Education For Employment (EFE) is a leading network of non-profits that trains young people and links them to jobs across the Middle East and North Africa (MENA). EFE operates in nine countries across the region to boost youth employment.
5 minutes with... Janthana Kaenprakhamroy, CEO, Tapoly
Founder and CEO of award-winning insurtech firm Tapoly, Janthana Kaenprakhamroy heads up Europe’s first on-demand insurance platform for the gig economy, winning industry awards, innovating in the digital insurance space, and leading with inclusivity.
Here, Business Chief talks to Janthana about her leadership style and skills.
What do you do, in a nutshell?
I’m founder and CEO of Tapoly, a digital MGA providing a full stack of commercial lines insurance specifically for SMEs and freelancers, as well as a SaaS solution to connect insurers with their distribution partners. We build bespoke, end-to-end platforms encompassing the whole customer journey, but can also integrate our APIs within existing systems. We were proud to win Insurance Provider of the Year at the British Small Business Awards 2018 and receive silver in the Insurtech category at the Efma & Accenture Innovation in Insurance Awards 2019.
How would you describe your leadership style?
I try to be as inclusive a leader as possible. I’m committed to creating space for everyone to shine. Many of the roles at Tapoly are performed by women and I speak at industry events to encourage more people to get involved in insurance/insurtech. Similarly, I always try to maintain a growth mindset. I think it’s important to retain values to support learning and development, like reliability, working hard and punctuality.

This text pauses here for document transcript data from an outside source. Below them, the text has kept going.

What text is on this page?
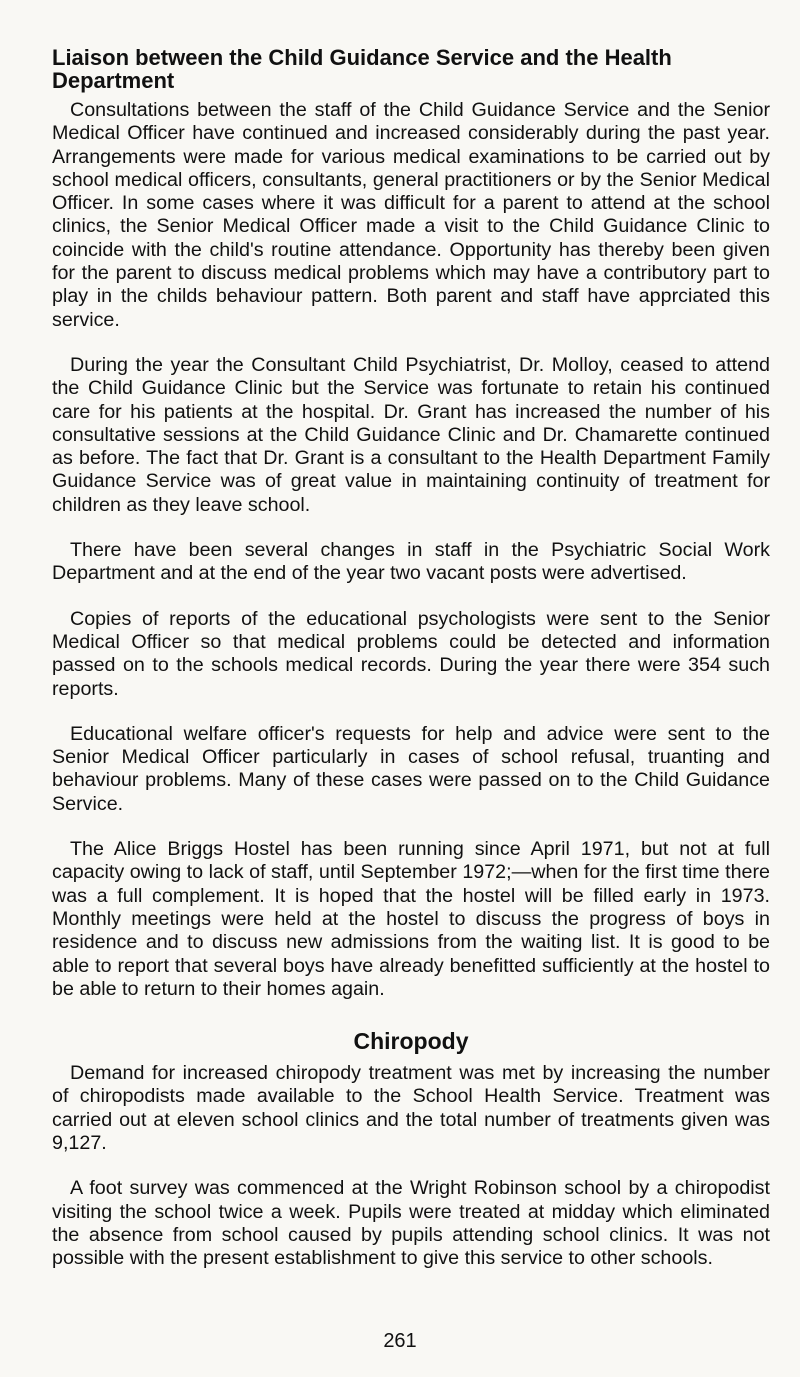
Liaison between the Child Guidance Service and the Health Department

Consultations between the staff of the Child Guidance Service and the Senior Medical Officer have continued and increased considerably during the past year. Arrangements were made for various medical examinations to be carried out by school medical officers, consultants, general practitioners or by the Senior Medical Officer. In some cases where it was difficult for a parent to attend at the school clinics, the Senior Medical Officer made a visit to the Child Guidance Clinic to coincide with the child's routine attendance. Opportunity has thereby been given for the parent to discuss medical problems which may have a contributory part to play in the childs behaviour pattern. Both parent and staff have apprciated this service.

During the year the Consultant Child Psychiatrist, Dr. Molloy, ceased to attend the Child Guidance Clinic but the Service was fortunate to retain his continued care for his patients at the hospital. Dr. Grant has increased the number of his consultative sessions at the Child Guidance Clinic and Dr. Chamarette continued as before. The fact that Dr. Grant is a consultant to the Health Department Family Guidance Service was of great value in maintaining continuity of treatment for children as they leave school.

There have been several changes in staff in the Psychiatric Social Work Department and at the end of the year two vacant posts were advertised.

Copies of reports of the educational psychologists were sent to the Senior Medical Officer so that medical problems could be detected and information passed on to the schools medical records. During the year there were 354 such reports.

Educational welfare officer's requests for help and advice were sent to the Senior Medical Officer particularly in cases of school refusal, truanting and behaviour problems. Many of these cases were passed on to the Child Guidance Service.

The Alice Briggs Hostel has been running since April 1971, but not at full capacity owing to lack of staff, until September 1972;—when for the first time there was a full complement. It is hoped that the hostel will be filled early in 1973. Monthly meetings were held at the hostel to discuss the progress of boys in residence and to discuss new admissions from the waiting list. It is good to be able to report that several boys have already benefitted sufficiently at the hostel to be able to return to their homes again.

Chiropody

Demand for increased chiropody treatment was met by increasing the number of chiropodists made available to the School Health Service. Treatment was carried out at eleven school clinics and the total number of treatments given was 9,127.

A foot survey was commenced at the Wright Robinson school by a chiropodist visiting the school twice a week. Pupils were treated at midday which eliminated the absence from school caused by pupils attending school clinics. It was not possible with the present establishment to give this service to other schools.

261
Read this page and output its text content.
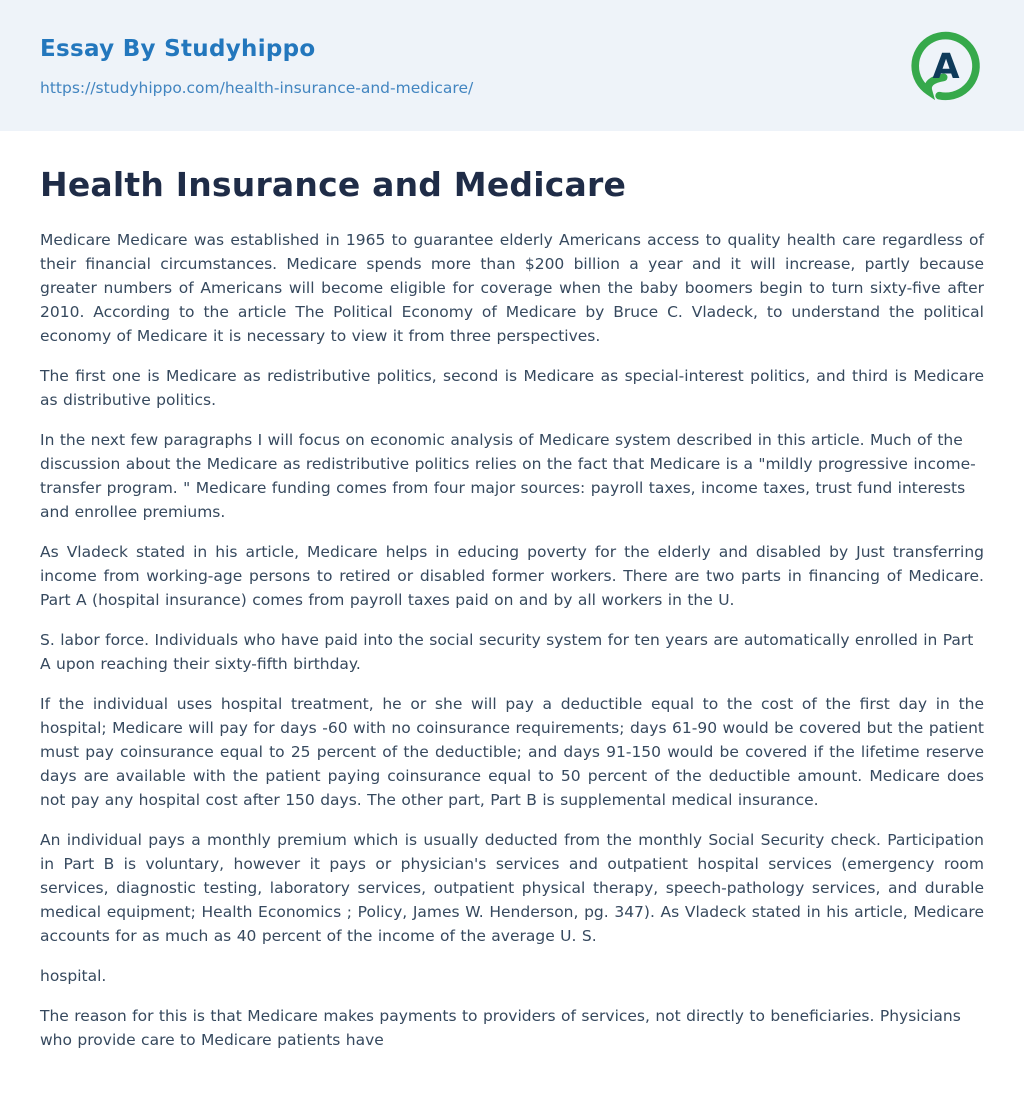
Essay By Studyhippo
https://studyhippo.com/health-insurance-and-medicare/
A
Health Insurance and Medicare

Medicare Medicare was established in 1965 to guarantee elderly Americans access to quality health care regardless of their financial circumstances. Medicare spends more than $200 billion a year and it will increase, partly because greater numbers of Americans will become eligible for coverage when the baby boomers begin to turn sixty-five after 2010. According to the article The Political Economy of Medicare by Bruce C. Vladeck, to understand the political economy of Medicare it is necessary to view it from three perspectives.

The first one is Medicare as redistributive politics, second is Medicare as special-interest politics, and third is Medicare as distributive politics.

In the next few paragraphs I will focus on economic analysis of Medicare system described in this article. Much of the discussion about the Medicare as redistributive politics relies on the fact that Medicare is a "mildly progressive income-transfer program. " Medicare funding comes from four major sources: payroll taxes, income taxes, trust fund interests and enrollee premiums.

As Vladeck stated in his article, Medicare helps in educing poverty for the elderly and disabled by Just transferring income from working-age persons to retired or disabled former workers. There are two parts in financing of Medicare. Part A (hospital insurance) comes from payroll taxes paid on and by all workers in the U.

S. labor force. Individuals who have paid into the social security system for ten years are automatically enrolled in Part A upon reaching their sixty-fifth birthday.

If the individual uses hospital treatment, he or she will pay a deductible equal to the cost of the first day in the hospital; Medicare will pay for days -60 with no coinsurance requirements; days 61-90 would be covered but the patient must pay coinsurance equal to 25 percent of the deductible; and days 91-150 would be covered if the lifetime reserve days are available with the patient paying coinsurance equal to 50 percent of the deductible amount. Medicare does not pay any hospital cost after 150 days. The other part, Part B is supplemental medical insurance.

An individual pays a monthly premium which is usually deducted from the monthly Social Security check. Participation in Part B is voluntary, however it pays or physician's services and outpatient hospital services (emergency room services, diagnostic testing, laboratory services, outpatient physical therapy, speech-pathology services, and durable medical equipment; Health Economics ; Policy, James W. Henderson, pg. 347). As Vladeck stated in his article, Medicare accounts for as much as 40 percent of the income of the average U. S.

hospital.

The reason for this is that Medicare makes payments to providers of services, not directly to beneficiaries. Physicians who provide care to Medicare patients have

What’s the best leadership advice you’ve received?
Build your network and seek advice. As a leader, you need smart people around you to help you grow your business. It’s not about personally being the best, but being able to find resources and get help where needed.
How do you see leadership changing in a COVID world?
I think the pandemic has proven the importance of inclusive leadership so that everyone feels supported and valued. It’s also shown the importance of being flexible as a leader. We’ve had to remain adaptable to continue delivering high levels of customer service. This flexibility has also been important when supporting employees as everyone has had individual pressures to deal with during this time. Leaders should continue to embed this flexibility within their organisations moving forward.
They say ‘from every crisis comes opportunity’, what opportunities do you see?
The past year has been challenging, but it has also proven the importance of digital transformation in insurance. When working from home was required, it was much harder for insurers to adjust who had not embedded technology within their operating processes because they did not have data stored in the cloud and it caused communication delays with concerned customers at a time when this communication should have been a priority, which ultimately impacts the level of customer satisfaction. This demonstrates the importance of what we are trying to achieve at Tapoly in driving digitalisation in insurance and making communication between insurers and distribution partners seamless.
What advice would you give to your younger self just starting out in the industry?
Start sooner, don’t be afraid to take (calculated) risks and make sure you raise enough money to get you through the initial seed stage.